Chinese sales opportunities
The red pear is pre-eminently interesting for the Asian market. Filip: “There’s much demand for red pears in Asia, particularly in China. Eight years ago, we started there as pioneers, by selling Green Conference. We now export large amounts. We would like to do the same with Red Conference. The red pear is also much in demand on Western European markets.”
Other red varieties
Red Conference isn’t the only red pear variety traded by the Belgische Fruitveiling. Filip: “We also carry Sweet Sensation in our range. This is a mutant of Doyenne du Comice, which is known for its sensitivity of production fluctuations. Just as with Green and Red Conference, the pears have the same production characteristics. Sweet Sensation is therefore much more difficult to grow than Red Conference. The variety is particularly ill-equipped against frost.” Filip can’t say yet how easily the other red pear varieties can be grown on a large scale. “These developments are still in their infancy.
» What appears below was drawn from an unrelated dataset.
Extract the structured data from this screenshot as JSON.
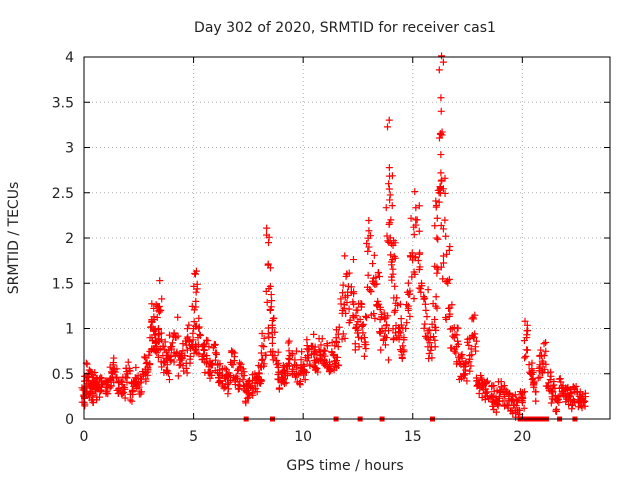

With Red Conference, however, we expect very few problems. We’re very happy to have exclusivity in Belgium.”
Heiko Houweling, co-owner of Kwekerij Houweling from Boskoop, the Netherlands, can tell us more about the production of red pears. The nursery has nearly 200 different types of fruit trees in their assortment, including trees of some red pear varieties. Heiko: “Looking for pears with a red colour isn’t something new. These have been popular for some time now. Think of classic pears with a deep rosy colour, such as Verdi and Bonne Louise d’Avranches, or the Bloed pear, which has red flesh in addition to a red peel. These pear varieties aren’t suitable for commercial production, yield and quality are too low for this.”
“Varieties with a completely red peel, such as Red Williams, foe example, have also been available for a while now, and they’re very popular with our target audience. Red Williams is grown commercially in North America and Southern Europe a lot, but the Netherlands is too cold. Red colour mutations of pears such as Sweet Sensation and Red Conference, however, are very suitable for commercial production.”
Heiko: “The more unknown the variety, the fewer trees are sold. The Bloed pear and the Verdi, also called Sweet Blush due to its rosy blush, are doing less well on the market than well-known Gieser Wildeman. Our customers also tend to choose self-pollinating trees, and therefore often choose the same varieties.”
Challenges for production
Red pears can’t be grown everywhere. Heiko: “Good soil is essential. Pear trees grow best in loamy soil or in a combination of sand and clay. Peat is too acidic, and, for example, here in Boskoop the soil is too wet because it used to be a swamp. The trees don’t like dry sandy soil either. It makes their leaves too weak.” Besides finding the right soil, pesticides are also a challenge for pear trees. Heiko: “Due to regulations regarding organic pesticides, it’s become much more difficult to protect the trees. Pear trees are sensitive to rust in particular.”